The examination of Redfin.com listings dating back to 2012 served as the basis for the report. Redfin added up the list prices of all active U.S. listings as of the last day of each month to determine the total dollar value of all inventory on the market; the most recent month for which data is available is April 2025. In the study, “value” and “list price” are synonymous; that is, when the term “total home value” is mentioned, referring to the total of all list prices.
“A huge pop of listings hit the market at the start of spring, and there weren’t enough buyers to go around,” said Matt Purdy, a Redfin Premier agent in Denver. “House hunters are only buying if they absolutely have to, and even serious buyers are backing out of contracts more than they used to. Buyers have a window to get a deal; there’s still a surplus of inventory on the market, with sellers facing reality and willing to negotiate prices down.”
Due to a combination of rising home-sale prices, slowing demand, and expanding inventory, the total value of U.S. home listings is at an all-time high:
- In the market, there are far more sellers than customers. With the mortgage-rate lock-in effect diminishing and homeowners attempting to cash out owing to economic uncertainties, the total number of properties on the market countrywide increased 16.7% year-over-year in April to reach its highest level in five years.
- The number of new listings rose 8.6% to a three-year high.
- Simply put, homes are taking longer to sell. In April, the average home sold took 40 days to enter into a contract, which is five days longer than it was a year earlier.
- Additionally, the percentage of inventory that has been on the market for more than two months is rising.
- Record-high monthly housing prices and general economic volatility are causing a decline in home sales, and Redfin brokers across much of the nation indicate that prospective buyers are pulling back.
- In April, the median price of a home sold in the U.S. increased 1.4% year-over-year. It should be noted that the overall value of inventory has increased by 20.3% year-over-year also, indicating that the number of listings has increased more than prices in recent years.

Inventory Remains Stale as Buyers Edge into Market
According to a different Redfin survey, the current housing market has almost 500,000 more house sellers than buyers. There are twelve figures worth of unsold inventory on the market, which may be explained by the fact that so many homes are being listed but no one is interested in buying them, as well as the fact that prices are constantly rising.
Compare today’s inventory total to the housing market during the pandemic, which was characterized by limited supply. The total listing value fell to $309 billion in January 2022, the lowest amount recorded in Redfin’s history since 2012. At the beginning of 2022, home supply was at its lowest point ever, homebuyers were “ravenous”, and mortgage rates were hovering at a historic low of 3.1%. In contrast to today’s 40-day pace, homes were being sold off the market in 24 days.

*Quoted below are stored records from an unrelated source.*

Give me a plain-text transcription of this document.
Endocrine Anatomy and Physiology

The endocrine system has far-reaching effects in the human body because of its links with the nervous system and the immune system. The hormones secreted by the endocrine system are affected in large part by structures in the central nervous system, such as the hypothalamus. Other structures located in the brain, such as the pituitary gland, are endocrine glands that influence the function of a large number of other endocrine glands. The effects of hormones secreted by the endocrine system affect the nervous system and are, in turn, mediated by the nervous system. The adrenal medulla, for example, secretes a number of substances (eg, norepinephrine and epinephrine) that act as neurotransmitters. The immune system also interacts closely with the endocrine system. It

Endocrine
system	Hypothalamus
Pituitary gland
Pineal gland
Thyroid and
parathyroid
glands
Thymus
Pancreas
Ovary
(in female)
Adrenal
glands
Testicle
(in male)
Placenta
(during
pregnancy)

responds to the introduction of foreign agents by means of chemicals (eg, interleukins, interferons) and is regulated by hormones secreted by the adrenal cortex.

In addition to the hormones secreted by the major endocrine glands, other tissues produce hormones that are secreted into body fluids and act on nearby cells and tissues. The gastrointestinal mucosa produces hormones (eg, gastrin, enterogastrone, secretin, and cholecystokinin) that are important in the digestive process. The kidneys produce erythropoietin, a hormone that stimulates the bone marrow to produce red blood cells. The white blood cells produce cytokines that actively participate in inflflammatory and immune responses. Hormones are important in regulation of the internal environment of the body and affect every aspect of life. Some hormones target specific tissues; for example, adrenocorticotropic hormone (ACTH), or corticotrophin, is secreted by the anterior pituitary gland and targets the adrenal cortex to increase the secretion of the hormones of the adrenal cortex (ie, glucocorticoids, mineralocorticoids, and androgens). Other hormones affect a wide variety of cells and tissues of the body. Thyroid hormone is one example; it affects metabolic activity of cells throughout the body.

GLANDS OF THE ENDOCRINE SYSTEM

“The record-high dollar value of all homes listed for sale is one way to quantify this buyer’s market,” said Chen Zhao, Redfin’s head of economics research. “Not only are there more homes for sale than there have been in five years, but the value of those homes is higher than it has ever been. We expect rising inventory, weakened demand, and the prevalence of stale supply to push home prices down 1% by the end of this year, which should improve affordability for buyers because incomes are still going up.”
Redfin calls this “stale inventory” in its research because more than two out of five (44%) listings in April had been on the market for at least 60 days without getting under contract. This is the highest April share since 2020, when the pandemic’s beginning brought the housing market to a complete halt, and up from 42.1% a year earlier.
That stale inventory is worth $331 billion in total, which is almost half of the whole inventory’s dollar value. It’s grown 20.5% over the previous year.